The justices spent almost the entire time debating the technical workings of bump stocks and the meaning of the words “function” and “trigger” in the federal law that bans machine guns. No one, justice or lawyer, bothered to mention the real-world consequence of permitting bump stocks: They let mass shooters turn their semiautomatic assault rifles into effectively automatic weapons that fire up to 800 rounds a minute.

The whole sorry spectacle reminded me of the long-running debate about whether to allow television cameras into the Supreme Court to cover oral argument. Court insiders have long commented wryly that, if the cameras were allowed, the public would soon discover just how technical, dry and boring oral arguments really are.

But if the public had bothered to tune in to watch the bump stock argument, they might have done more than change the channel. They might have stormed the court in outrage that the justices seemed unable to address the real reason the ATF under then President Donald Trump redefined bump stocks as machine guns after the Las Vegas mass shooting in October 2017. In that a horrific event, still — for now — the worst such carnage in US history, the shooter killed 60 people and wounded 413. (More than 400 more were injured while desperately trying to get to safety.)

Blame ‘textualism’

You might think the culprit in the Supreme Court’s failed oral argument is just lawyers being lawyers. After all, the technical legal issue before the court was not the Second Amendment and gun rights but rather a question of statutory meaning: do guns modified with bump stocks count as machine guns?

It is worse than that. As it turns out, there is a perfectly respectable theory of how to interpret statutes that would begin — and end — with the real-world question of the purpose of the law. Since the obvious purpose of the machine gun law is to protect the public against the dangerous effects of weapons that can fire bullets at incredible speed without having to pull the trigger every time a bullet fires, the clear and logical conclusion is that yes, guns with bump stocks are machine guns.

The trouble is that none of the justices was prepared to say that the way to get the right meaning of the statute is to ask its purpose. That’s because the justices, over the last couple of decades, have fallen into the thrall of a truly dysfunctional theory of statutory interpretation, one known as textualism.

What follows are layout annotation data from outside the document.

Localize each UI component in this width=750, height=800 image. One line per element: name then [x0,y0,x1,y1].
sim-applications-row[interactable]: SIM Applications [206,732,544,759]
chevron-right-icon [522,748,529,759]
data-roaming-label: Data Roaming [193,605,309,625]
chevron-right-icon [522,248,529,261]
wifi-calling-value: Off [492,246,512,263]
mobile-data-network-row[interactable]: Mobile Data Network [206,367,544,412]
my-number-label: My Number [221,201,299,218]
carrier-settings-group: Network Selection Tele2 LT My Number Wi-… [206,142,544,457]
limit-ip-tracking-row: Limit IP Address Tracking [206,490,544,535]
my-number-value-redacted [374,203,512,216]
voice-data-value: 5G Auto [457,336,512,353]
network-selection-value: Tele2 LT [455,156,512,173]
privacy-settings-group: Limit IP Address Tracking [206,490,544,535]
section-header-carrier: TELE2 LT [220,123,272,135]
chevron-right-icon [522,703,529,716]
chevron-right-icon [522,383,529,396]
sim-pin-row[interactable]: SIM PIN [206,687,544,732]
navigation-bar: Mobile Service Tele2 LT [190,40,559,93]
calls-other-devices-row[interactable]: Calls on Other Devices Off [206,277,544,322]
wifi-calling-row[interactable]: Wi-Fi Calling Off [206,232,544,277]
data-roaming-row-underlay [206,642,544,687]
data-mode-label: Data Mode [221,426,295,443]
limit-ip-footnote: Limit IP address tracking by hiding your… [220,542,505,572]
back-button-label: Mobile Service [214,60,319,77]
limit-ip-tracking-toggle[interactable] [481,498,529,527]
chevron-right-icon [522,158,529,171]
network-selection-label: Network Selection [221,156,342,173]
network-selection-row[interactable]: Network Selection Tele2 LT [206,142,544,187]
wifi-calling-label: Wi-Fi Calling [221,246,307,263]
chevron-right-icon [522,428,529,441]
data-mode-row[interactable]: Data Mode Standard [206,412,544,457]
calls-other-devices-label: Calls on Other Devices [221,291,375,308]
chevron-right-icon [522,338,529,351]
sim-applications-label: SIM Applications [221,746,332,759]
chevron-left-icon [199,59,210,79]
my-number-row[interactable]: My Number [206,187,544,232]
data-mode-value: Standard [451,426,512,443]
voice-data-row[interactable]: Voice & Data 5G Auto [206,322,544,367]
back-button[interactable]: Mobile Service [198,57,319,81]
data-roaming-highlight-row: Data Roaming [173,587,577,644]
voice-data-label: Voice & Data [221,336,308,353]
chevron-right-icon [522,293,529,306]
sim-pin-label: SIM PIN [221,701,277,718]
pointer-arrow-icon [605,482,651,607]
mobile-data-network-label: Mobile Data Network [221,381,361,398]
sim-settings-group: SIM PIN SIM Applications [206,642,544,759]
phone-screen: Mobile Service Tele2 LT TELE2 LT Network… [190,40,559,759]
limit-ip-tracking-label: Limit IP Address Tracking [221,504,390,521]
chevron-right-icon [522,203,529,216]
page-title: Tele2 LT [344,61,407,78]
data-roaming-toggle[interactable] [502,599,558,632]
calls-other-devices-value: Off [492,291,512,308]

Textualism, brainchild of the late Justice Antonin Scalia, sounds plausible on the surface. It asks what the words of the statute mean, which is always a good place to start any act of interpretation, legal or otherwise. What’s wrong with textualism is that it purports to ignore altogether the question of what the legislature’s purpose was in enacting the law. That question is, obviously, the most important second question to ask whenever interpreting any speech act by anyone. You first ask what they meant. Then you ask what they meant to achieve. Taking those two together, you can understand what they were telling you.